La multiplication, au cours des trois dernières années, de saisies de moyenne importance de toutes les drogues (héroïne, cocaïne, dérivés du cannabis) témoignent du rôle dévolu à la Grèce par les filières internationales du trafic. Le trafic de la marijuana étant lié à celui de la main d’œuvre clandestine, ce sont les frontières du pays avec l’Albanie qui posent désormais le plus de problèmes. Les frontières bulgares, macédoniennes et celles de la mer Egée s’ajoutent aux axes traditionnels de la route des Balkans qui traversent le pays. L’intensification du trafic a deux conséquences majeures : l’augmentation d’une consommation déja importante et le rôle nouveau que joue la Grèce, à l’instar de l’Italie et de la Slovénie, dans le blanchiment de capitaux issus de tous les trafics balkaniques qui se réinvestissent ensuite dans l’ensemble des économies de l’espace Schengen.

Trafic de main d’œuvre et de drogues

Le poste frontière de Cacavia, qui voit quotidiennement un va-et-vient constant d’immigrés albanais, dont une partie appartient à la minorité grecque, est devenu un lieu de passage important pour la marijuana. De 1993 à 1996, les saisies y ont été multipliées par dix. Mais, c’est la mise en place d’organisations criminelles mixtes, composées d’Albanais (production), de Grecs d’Albanie (passage vers la Grèce) et de Grecs (qui contrôlent les circuits et se chargent de la distribution dans les grands centres urbains), qui a pris aujourd’hui de l’ampleur, entraînant une diversification des produits objets du trafic.
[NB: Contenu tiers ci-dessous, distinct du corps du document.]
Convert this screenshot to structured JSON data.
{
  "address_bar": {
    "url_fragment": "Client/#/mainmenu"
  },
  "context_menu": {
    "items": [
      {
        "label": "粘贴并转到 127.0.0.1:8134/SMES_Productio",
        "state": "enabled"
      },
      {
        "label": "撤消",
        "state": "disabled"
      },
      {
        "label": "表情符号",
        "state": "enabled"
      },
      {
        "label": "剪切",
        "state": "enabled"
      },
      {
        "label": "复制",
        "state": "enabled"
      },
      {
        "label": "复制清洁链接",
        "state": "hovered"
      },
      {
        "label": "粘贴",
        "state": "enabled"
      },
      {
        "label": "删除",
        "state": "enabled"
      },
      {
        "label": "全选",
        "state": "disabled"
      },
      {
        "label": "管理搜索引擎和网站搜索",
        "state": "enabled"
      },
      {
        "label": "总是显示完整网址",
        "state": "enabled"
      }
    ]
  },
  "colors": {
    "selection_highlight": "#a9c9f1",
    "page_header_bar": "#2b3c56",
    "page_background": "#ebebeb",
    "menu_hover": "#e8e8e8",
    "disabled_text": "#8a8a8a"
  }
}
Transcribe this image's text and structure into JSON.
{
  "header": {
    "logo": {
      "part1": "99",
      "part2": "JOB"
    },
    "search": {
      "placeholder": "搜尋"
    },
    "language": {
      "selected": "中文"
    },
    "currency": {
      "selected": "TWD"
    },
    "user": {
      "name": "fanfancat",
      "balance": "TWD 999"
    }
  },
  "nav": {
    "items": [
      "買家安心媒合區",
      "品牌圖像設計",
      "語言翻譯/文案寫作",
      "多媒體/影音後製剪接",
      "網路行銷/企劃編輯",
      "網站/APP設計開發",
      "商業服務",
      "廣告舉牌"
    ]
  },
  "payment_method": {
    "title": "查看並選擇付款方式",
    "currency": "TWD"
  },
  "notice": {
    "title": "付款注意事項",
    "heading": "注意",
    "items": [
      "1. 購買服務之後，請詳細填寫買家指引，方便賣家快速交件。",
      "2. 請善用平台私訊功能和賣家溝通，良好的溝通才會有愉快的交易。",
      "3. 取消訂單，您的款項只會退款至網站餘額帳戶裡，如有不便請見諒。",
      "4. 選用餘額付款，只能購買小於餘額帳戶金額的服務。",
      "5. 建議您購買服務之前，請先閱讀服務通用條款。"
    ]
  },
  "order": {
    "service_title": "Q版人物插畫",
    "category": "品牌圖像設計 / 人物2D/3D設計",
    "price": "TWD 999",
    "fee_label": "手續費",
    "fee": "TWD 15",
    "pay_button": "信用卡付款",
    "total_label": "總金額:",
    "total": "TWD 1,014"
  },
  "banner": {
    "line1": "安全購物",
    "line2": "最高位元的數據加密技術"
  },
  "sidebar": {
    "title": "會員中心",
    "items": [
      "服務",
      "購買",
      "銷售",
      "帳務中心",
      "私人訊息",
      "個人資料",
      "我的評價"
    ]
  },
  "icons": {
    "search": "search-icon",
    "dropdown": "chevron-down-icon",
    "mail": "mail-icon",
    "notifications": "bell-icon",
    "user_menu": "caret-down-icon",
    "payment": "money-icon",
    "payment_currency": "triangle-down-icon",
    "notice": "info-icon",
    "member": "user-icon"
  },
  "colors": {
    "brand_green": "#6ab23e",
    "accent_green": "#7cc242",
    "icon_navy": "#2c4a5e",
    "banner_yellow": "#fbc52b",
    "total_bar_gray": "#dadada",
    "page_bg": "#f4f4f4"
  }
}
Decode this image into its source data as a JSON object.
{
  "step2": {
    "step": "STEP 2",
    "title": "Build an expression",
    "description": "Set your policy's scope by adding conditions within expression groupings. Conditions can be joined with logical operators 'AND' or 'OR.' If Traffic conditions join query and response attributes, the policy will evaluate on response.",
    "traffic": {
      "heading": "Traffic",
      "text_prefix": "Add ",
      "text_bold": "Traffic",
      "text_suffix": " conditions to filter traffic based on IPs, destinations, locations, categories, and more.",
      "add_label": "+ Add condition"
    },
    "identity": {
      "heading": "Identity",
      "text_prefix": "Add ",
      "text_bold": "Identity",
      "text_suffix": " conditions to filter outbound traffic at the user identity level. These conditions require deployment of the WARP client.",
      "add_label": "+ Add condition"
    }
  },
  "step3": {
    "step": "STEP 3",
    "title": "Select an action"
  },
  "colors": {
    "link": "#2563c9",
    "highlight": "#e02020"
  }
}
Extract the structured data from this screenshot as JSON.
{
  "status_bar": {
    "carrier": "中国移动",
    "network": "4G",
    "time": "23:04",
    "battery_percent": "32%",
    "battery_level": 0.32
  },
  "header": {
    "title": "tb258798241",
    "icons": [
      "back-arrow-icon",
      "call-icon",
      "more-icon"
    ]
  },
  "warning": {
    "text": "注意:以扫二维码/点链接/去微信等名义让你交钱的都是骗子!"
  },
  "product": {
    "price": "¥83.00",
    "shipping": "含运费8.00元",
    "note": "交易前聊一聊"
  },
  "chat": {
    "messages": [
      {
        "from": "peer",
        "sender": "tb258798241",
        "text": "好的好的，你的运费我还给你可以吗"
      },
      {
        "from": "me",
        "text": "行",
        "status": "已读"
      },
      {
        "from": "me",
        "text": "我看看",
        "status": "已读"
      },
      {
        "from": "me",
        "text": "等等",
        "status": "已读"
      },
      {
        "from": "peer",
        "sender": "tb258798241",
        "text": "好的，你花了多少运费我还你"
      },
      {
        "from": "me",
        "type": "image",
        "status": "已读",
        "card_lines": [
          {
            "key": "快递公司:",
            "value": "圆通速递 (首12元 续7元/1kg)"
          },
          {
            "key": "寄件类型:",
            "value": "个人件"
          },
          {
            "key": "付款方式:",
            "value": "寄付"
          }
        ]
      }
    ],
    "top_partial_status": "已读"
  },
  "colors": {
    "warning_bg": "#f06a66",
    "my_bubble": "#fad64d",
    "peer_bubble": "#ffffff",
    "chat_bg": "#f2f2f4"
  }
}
Ainsi, la police a démantelé en 1996 plusieurs gangs gréco-albanais, opérant à Athènes et dans le reste du pays. Le premier était composé de deux Albanais, d’un Grec d’Albanie et de deux nationaux. Au moment de leur arrestation, ils étaient en possession de 3,5 kilogrammes de marijuana mais aussi de près de 4 kg d’héroïne ; l’autre groupe, composé de cinq Albanais et de trois Grecs, était en possession de 8 kg de marijuana et de nombreux faux papiers. L’identité des opérateurs grecs arrêtés semble prouver que des "cultivateurs" de cannabis du Péloponnèse et de la Thessalie ont "délocalisé" une partie de leurs cultures dans le sud de l’Albanie. Ainsi, en octobre 1996, trois passeurs grecs et 107 clandestins albanais ont été interceptés par la police de Larissa qui a saisi en outre dans le camion qui les transportait 12 kg de haschisch importé d’Albanie où ce dérivé du cannabis commence à être produit. Les clandestins ont indiqué avoir versé près de 140 dollars chacun pour pouvoir se rendre à Athènes et à Corinthe. Ils ont finalement été expulsés. Les trois Grecs, tous des agriculteurs de Trikala, sont poursuivis pour trafic de drogue et de main-d’œuvre.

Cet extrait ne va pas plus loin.